For now, here’s how I came to write Web of Angels:
Web of Angels began in the fall of 2004 with a question: what would a mom with multiple personalities see that nobody else could? Then on Christmas Eve, a friend sent me a link to a news story that haunted me—a pregnant young woman was found dead, her baby crudely extracted. Miraculously, an internet trail led to recovering the newborn alive and capturing the perpetrator, a woman who wanted a baby.
At the time I was a mom with a baby and a pre-schooler at home, staying sane by hanging out in an internet chat room for people healing from difficult life experiences. We commiserated about the terrible twos, joked around, and talked about the worst that humans can do. In the chat room I encountered the strangely wonderful way that many people there had survived early trauma, by developing multiple personalities. The reality was nothing like Sybil.
DID (dissociative identity disorder, aka multiple personalities) was in the air. Stephen Spielberg produced the highly successful, prize-winning TV series The United States of Tara. But even Spielberg, with all his connections, didn’t have what I had: intimate daily contact with dozens of people who were multiple, some of them becoming close friends, several my best friends.

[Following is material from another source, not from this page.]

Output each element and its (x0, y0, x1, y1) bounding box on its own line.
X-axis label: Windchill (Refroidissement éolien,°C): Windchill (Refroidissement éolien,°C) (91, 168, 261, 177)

I was called to this subject by something larger than myself. With a writer’s skills and a researcher’s dream database, I had to write Web of Angels. I saw it as a sacred task, and I needed that belief to sustain me through eight years of ups and downs and plain hard work. The answer to my question was a story: starting with the image of the dying girl and her living baby, propelled by internet crime, and infused with the triumph and quiet heroism of people who have an unusual way of being.